LA Startup Blends LED Lighting Backdrops With Building Materials To Create Animated “Luminous” Video Walls

October 18, 2023 by Dave Haynes

An LA company has launched a new product that blends LED backwalls with other materials like fabrics and even stone to create luminous, animated wall panels for commercial environments.

It’s a spin on what companies like ESI Design did in some office tower lobbies, creating a relatively low cost digital feature wall by animating a low resolution LED light array that has a fabric diffusion layer in front of it. So the animations are soft and ambient, instead of crisp and ready for things like text and detailed visuals.

The company CECOCECO describes itself as “an innovator in the lighting and display industry” and it has dubbed its new product ArtMorph. The target markets are retail, cultural and public spaces, restaurants, hotels, and offices.

PR on the ArtMorph says the key features are:

●     Premium Texture Collections: Featuring over 150 texture collections. Effortlessly adaptable and infinitely customizable, the luminous wall panels blend seamlessly into any environment, offering a truly bespoke experience. A few of the stylish options include wood, stone, textile or metal.
●     Stunning Video Display: High-resolution LED boasting 25,600 pixels per sqm or 2,378 pixels per sqft, ensuring immaculate clarity and vibrancy.
●     Patented Excellence: Unique and patented designs that ensure top-notch quality and seamless user experience.
●     Unified Control Experience: ArtMorph’s control system effortlessly bridges the gap between complex LED operations and user-friendly interfaces.
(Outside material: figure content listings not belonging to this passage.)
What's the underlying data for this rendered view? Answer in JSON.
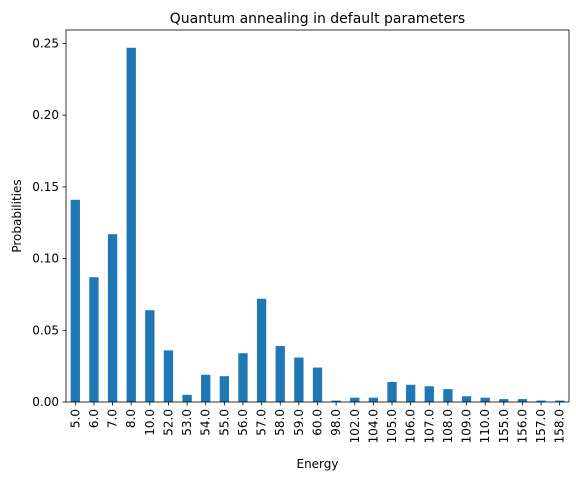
{
  "chart_data": {
    "type": "bar",
    "title": "Quantum annealing in default parameters",
    "xlabel": "Energy",
    "ylabel": "Probabilities",
    "categories": [
      "5.0",
      "6.0",
      "7.0",
      "8.0",
      "10.0",
      "52.0",
      "53.0",
      "54.0",
      "55.0",
      "56.0",
      "57.0",
      "58.0",
      "59.0",
      "60.0",
      "98.0",
      "102.0",
      "104.0",
      "105.0",
      "106.0",
      "107.0",
      "108.0",
      "109.0",
      "110.0",
      "155.0",
      "156.0",
      "157.0",
      "158.0"
    ],
    "values": [
      0.141,
      0.087,
      0.117,
      0.247,
      0.064,
      0.036,
      0.005,
      0.019,
      0.018,
      0.034,
      0.072,
      0.039,
      0.031,
      0.024,
      0.001,
      0.003,
      0.003,
      0.014,
      0.012,
      0.011,
      0.009,
      0.004,
      0.003,
      0.002,
      0.002,
      0.001,
      0.001
    ],
    "ylim": [
      0,
      0.2594
    ],
    "yticks": [
      "0.00",
      "0.05",
      "0.10",
      "0.15",
      "0.20",
      "0.25"
    ],
    "ytick_values": [
      0,
      0.05,
      0.1,
      0.15,
      0.2,
      0.25
    ],
    "bar_color": "#1f77b4",
    "grid": false,
    "legend": "none"
  }
}
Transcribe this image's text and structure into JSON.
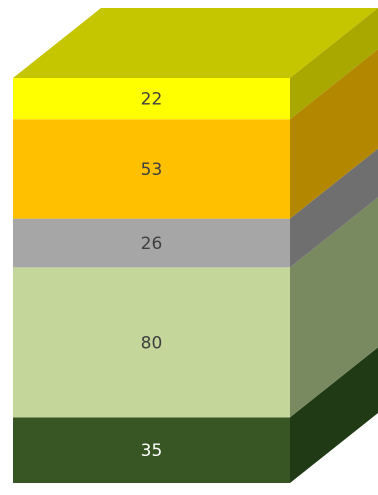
{
  "chart_data": {
    "type": "bar",
    "subtype": "3d-stacked-single-column",
    "title": "",
    "xlabel": "",
    "ylabel": "",
    "grid": false,
    "legend": "none",
    "segments_bottom_to_top": [
      {
        "value": 35,
        "label": "35",
        "front": "#375623",
        "side": "#203a15",
        "text_color": "#ffffff"
      },
      {
        "value": 80,
        "label": "80",
        "front": "#c5d69b",
        "side": "#7a8a60",
        "text_color": "#404040"
      },
      {
        "value": 26,
        "label": "26",
        "front": "#a6a6a6",
        "side": "#6f6f6f",
        "text_color": "#404040"
      },
      {
        "value": 53,
        "label": "53",
        "front": "#ffc000",
        "side": "#b38700",
        "text_color": "#404040"
      },
      {
        "value": 22,
        "label": "22",
        "front": "#ffff00",
        "side": "#a8a800",
        "text_color": "#404040"
      }
    ],
    "top_face_color": "#c5c500"
  }
}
Whether you’re utilizing our ready-made light effect templates or diving deep with advanced functions for professional designers, ArtMorph ensures a seamless blend of art and technology at your fingertips.
●     Hassle-Free Installation: Simplified processes combined with lightweight materials and modular designs ensure ease of installation for all.

Here’s a video:

ArtMorph is more than a visually appealing design; it represents cutting-edge technical prowess. With its radiant and adaptive LED colors, it ensures seamless color transitions. Notably, at a brightness level of 700 nits when covered, ArtMorph surpasses its competition by offering three times the illumination. Its robustness is evident with features like an IP54 rating, fire resistance, and a scratch-resistant surface.

ArtMorph prides itself on an intuitive installation process and an effortlessly user-friendly control system. Users of any technical proficiency can confidently manage and customize their displays, cementing ArtMorph as the go-to choice for a wide range of individuals. CECOCECO further simplifies the ArtMorph experience by connecting users directly with certified installers, ensuring a seamless transition from purchase to installation, and guaranteeing the envisioned aesthetic is flawlessly realized.

“ArtMorph is not just a product; it’s a revolution in how we experience and interact with spaces. We’ve meticulously combined the essence of aesthetics with cutting-edge technology to redefine visual storytelling. With ArtMorph, every wall becomes a canvas and every room a story. Our commitment at CECOCECO has always been to push boundaries, and with ArtMorph, we believe we’re setting a new benchmark for the future,” says Jason Lu, founder of CECOCECO.

The product is very reminiscent of something developed and marketed by a New York visual solutions company called Duggal. About five years ago it launched Lumipixels, which involved LED light in behind printed fabric light boxes. Duggal is a big supplier of static lightboxes, and an animated version came out of its innovation lab.

The PR says ArtMorph is currently on display at the Brooklyn Navy Yard in New York, which makes me wonder if there is a connection – as Duggal’s innovation lab and corporate offices are also in the Brooklyn Navy Yard. That could also be a coincidence, but …

Sometimes these sorts of things pop up and peter out – run by dreamers with limited funds or experience. But this company was founded by Jason Lu, who founded ROE Visual, which is a big player in the high-end rental display market. A LOT of concerts and special events that have LED backdrops use ROE. Lu’s company was acquired years ago by Chinese LED giant Unilumin, and now opeates as a subsidiary.

I like this sort of thing for a few reasons, the biggest being the unexpected nature of seeing something like a wood panelled, metal or stone wall surface animated. It’s probably not a particularly good communications medium, but ticks the ambient and experiential boxes.